With this type of solution, companies like financial institutions can easily keep information where it should be without compromising security.
- Encryption for East-West Traffic
Without proper encryption, unencrypted information can flow from one physical Kubernetes node to another. This presents a serious problem, especially for enterprises that handle particularly sensitive information.
When evaluating a cloud security product, it’s important for enterprises to select one that encrypts traffic when it leaves a node and unencrypts it when it enters.
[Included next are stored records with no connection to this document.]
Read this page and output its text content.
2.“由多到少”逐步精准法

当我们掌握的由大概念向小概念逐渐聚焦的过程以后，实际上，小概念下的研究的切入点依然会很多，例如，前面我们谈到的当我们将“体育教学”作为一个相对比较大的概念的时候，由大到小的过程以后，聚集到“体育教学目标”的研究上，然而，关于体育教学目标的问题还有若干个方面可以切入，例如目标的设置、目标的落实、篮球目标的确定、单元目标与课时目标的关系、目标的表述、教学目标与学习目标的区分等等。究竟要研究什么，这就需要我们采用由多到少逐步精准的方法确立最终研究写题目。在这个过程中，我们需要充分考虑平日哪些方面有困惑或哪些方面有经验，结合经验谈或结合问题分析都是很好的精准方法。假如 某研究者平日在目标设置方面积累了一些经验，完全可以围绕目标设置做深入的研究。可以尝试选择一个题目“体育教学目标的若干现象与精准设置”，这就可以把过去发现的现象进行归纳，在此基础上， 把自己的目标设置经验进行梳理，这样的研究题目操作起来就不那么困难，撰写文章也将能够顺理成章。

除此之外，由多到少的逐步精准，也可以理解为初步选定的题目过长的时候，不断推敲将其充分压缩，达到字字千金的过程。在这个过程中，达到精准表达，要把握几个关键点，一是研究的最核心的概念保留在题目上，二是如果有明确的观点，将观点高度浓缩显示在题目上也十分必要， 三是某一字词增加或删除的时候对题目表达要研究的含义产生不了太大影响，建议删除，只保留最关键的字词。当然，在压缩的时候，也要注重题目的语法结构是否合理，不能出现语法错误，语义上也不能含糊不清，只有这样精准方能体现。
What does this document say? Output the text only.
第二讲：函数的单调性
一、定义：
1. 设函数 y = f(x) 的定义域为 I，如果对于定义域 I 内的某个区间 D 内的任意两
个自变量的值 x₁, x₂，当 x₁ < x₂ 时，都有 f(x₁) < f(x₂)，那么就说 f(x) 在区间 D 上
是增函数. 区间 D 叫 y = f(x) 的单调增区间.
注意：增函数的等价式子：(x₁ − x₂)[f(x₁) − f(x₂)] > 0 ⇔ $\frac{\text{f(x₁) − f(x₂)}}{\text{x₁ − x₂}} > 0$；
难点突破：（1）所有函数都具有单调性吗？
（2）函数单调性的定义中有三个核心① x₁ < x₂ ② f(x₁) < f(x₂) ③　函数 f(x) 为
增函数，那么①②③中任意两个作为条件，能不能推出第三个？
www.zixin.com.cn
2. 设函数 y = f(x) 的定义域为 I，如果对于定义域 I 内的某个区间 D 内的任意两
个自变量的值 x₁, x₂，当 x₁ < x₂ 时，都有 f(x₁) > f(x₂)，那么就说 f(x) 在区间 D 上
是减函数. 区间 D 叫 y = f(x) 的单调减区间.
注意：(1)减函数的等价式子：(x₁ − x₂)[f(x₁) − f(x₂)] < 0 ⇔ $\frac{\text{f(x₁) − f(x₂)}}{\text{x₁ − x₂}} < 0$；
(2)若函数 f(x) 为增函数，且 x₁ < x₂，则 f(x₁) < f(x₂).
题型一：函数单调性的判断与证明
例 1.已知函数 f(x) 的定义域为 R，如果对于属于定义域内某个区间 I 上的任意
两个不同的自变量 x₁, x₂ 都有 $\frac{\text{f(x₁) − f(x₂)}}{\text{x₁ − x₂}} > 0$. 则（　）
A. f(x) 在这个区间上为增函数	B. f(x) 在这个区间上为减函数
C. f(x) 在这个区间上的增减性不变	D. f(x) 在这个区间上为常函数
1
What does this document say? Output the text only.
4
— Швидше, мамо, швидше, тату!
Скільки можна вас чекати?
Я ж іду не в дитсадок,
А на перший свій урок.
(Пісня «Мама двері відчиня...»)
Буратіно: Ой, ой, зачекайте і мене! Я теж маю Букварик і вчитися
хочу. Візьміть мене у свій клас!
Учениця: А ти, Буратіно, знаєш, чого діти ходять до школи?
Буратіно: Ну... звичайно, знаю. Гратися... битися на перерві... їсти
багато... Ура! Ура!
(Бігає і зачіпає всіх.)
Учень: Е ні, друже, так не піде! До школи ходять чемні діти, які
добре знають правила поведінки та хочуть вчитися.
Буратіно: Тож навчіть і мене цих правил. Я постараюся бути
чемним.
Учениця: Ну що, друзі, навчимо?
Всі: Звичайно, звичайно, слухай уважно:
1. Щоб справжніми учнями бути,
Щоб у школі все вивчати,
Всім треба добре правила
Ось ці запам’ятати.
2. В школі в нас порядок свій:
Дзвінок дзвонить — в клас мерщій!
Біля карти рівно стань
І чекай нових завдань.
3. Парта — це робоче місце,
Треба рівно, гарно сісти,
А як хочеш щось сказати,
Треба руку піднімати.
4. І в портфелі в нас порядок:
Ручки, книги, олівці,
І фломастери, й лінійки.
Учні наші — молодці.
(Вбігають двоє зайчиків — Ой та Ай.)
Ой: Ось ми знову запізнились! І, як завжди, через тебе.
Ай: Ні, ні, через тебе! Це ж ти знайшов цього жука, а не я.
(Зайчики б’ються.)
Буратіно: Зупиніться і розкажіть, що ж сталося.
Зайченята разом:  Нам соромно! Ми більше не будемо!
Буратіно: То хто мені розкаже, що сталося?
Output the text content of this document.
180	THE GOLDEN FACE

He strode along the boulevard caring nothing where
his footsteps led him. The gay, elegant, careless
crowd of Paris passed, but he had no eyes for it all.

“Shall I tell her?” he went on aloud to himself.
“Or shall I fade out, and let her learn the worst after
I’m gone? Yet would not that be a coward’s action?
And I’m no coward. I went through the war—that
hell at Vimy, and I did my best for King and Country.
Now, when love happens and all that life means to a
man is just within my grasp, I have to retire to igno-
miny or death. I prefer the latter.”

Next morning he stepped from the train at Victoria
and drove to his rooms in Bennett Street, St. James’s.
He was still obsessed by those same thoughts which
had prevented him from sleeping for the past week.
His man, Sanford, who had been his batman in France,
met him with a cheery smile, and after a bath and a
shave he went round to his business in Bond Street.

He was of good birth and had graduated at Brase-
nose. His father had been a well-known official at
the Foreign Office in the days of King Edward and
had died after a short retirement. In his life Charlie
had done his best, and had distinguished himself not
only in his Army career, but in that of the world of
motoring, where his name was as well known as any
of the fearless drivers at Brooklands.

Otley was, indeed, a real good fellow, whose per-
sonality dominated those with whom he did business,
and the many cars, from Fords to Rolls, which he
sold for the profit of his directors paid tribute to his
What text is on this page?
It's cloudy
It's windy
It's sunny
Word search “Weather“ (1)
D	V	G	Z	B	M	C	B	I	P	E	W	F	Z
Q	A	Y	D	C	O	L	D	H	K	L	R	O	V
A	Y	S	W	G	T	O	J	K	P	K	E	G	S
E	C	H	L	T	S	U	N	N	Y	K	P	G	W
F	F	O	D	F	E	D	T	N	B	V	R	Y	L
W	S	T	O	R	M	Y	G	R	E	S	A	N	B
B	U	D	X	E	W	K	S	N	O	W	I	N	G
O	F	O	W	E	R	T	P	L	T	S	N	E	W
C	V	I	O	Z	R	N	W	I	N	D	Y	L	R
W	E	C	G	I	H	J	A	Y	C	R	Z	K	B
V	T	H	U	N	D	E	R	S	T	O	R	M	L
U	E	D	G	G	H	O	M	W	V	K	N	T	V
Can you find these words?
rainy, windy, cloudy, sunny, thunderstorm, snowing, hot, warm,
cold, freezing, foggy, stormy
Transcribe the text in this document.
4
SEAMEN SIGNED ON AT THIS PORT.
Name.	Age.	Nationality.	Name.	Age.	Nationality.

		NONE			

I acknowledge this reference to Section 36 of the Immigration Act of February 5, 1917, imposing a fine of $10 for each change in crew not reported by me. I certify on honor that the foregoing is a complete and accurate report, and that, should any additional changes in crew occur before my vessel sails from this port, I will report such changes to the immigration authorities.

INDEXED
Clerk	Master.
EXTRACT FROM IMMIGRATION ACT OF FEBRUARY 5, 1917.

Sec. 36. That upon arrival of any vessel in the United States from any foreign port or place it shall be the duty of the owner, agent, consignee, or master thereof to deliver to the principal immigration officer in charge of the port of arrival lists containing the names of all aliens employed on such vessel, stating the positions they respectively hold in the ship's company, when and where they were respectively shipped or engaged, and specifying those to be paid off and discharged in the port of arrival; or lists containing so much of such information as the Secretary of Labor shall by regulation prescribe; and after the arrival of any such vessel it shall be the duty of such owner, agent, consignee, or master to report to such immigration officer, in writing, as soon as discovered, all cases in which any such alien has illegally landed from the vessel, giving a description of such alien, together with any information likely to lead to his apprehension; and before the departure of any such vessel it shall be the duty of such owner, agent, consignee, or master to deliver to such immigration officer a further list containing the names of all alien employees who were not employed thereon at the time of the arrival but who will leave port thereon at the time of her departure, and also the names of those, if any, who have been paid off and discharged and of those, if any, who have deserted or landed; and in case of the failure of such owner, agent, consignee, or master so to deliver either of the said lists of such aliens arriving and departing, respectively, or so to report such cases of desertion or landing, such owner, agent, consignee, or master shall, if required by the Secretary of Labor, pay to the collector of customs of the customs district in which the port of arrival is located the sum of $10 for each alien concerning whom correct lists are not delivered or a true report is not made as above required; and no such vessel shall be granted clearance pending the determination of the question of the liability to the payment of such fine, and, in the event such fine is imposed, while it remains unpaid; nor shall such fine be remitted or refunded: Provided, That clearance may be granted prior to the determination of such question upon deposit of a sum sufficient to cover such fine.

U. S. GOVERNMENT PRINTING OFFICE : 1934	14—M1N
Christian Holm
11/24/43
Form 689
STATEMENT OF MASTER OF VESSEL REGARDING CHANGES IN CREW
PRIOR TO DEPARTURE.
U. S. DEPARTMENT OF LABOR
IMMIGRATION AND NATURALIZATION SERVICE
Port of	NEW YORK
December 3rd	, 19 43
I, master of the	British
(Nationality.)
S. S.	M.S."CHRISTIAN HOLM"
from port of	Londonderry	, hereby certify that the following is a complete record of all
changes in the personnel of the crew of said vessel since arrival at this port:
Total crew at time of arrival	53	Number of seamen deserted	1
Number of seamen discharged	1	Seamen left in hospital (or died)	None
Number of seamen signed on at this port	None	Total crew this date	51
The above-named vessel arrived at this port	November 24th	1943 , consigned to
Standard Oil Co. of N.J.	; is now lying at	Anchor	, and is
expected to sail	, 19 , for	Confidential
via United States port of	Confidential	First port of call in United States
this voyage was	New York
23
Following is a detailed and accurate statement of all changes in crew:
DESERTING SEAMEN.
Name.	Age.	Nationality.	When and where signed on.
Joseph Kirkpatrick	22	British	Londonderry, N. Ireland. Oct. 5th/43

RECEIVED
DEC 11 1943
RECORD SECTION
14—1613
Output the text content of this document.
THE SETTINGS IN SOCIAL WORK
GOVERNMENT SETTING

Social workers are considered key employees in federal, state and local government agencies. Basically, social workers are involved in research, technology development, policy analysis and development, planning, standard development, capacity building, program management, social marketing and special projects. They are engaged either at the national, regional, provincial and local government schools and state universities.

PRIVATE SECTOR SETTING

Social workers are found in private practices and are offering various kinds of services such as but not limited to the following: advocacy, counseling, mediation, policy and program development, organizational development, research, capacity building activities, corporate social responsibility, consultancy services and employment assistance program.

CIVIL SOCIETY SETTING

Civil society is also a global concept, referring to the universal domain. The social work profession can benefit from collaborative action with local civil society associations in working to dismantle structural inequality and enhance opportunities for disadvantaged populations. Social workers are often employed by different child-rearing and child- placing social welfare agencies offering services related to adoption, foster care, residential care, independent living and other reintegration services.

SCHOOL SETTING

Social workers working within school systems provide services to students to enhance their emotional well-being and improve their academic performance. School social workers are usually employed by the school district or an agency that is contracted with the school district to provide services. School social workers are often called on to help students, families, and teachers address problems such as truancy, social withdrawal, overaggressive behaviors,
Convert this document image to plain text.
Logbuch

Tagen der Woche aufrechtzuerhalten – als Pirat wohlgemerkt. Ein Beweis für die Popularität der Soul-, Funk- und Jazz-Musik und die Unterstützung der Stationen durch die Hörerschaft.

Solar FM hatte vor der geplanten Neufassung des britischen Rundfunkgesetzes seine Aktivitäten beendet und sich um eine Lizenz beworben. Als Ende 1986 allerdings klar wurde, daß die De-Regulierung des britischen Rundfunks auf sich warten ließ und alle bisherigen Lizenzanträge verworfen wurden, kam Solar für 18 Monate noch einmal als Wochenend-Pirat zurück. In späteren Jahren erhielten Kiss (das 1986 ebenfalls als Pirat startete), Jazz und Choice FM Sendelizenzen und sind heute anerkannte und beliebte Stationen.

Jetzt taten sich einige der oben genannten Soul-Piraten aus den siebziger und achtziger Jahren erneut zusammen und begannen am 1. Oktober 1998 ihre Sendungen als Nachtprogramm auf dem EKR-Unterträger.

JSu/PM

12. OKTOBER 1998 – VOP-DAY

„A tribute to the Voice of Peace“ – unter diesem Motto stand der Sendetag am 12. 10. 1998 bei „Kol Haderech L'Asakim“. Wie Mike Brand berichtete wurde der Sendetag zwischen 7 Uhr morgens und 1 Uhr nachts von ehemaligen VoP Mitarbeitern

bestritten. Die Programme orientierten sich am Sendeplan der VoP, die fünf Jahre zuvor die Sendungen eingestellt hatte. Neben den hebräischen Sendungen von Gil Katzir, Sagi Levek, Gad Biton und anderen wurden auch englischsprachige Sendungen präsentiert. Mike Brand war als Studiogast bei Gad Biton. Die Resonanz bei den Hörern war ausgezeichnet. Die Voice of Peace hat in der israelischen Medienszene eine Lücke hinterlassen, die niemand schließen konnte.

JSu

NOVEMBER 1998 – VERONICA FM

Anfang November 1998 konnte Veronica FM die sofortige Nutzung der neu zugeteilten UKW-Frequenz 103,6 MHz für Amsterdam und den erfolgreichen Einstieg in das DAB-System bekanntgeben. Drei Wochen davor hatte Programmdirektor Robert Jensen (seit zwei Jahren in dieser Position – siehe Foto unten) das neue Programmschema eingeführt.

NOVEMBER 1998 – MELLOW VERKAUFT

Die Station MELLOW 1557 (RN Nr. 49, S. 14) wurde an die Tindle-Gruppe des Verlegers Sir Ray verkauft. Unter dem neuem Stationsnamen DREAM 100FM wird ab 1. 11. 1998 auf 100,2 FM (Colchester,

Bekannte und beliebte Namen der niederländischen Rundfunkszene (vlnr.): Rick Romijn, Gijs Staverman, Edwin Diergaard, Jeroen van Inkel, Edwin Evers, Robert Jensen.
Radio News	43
- Application Traffic Analytics
Lastly, it’s of vital importance that enterprises understand the details of traffic at the application layer.
With controllers in place to monitor both directions of traffic, there are already two ideal points to collect traffic information.
Doing so can aid in both application optimisation and security and allows for several different functions. Organised from the simplest to the most advanced, those functions can allow for:
- Performance monitoring via descriptive analytics. Most vendors provide this.
- Faster troubleshooting via diagnostic analytics. A smaller number of vendors provide this.
- Insights via predictive analytics generated by machine learning systems. Even fewer vendors provide this.
- Adaptive controls via prescriptive analytics generated by truly intuitive AI. Only the best and most advanced vendors provide this.
So, when companies are talking to vendors, it’s essential that they determine which of those benefits their products can offer.
Additional Considerations for Dev and Ops Simplicity
Companies should be looking for a simple architecture with a unified solution, central management and control for easy analytics and troubleshooting, common configuration formats, no change in application code or configuration to implement security and gather analytic information and automated application of security policies. If companies prioritise those items, enterprises can enjoy streamlined, automated and secure traffic flow within Kubernetes.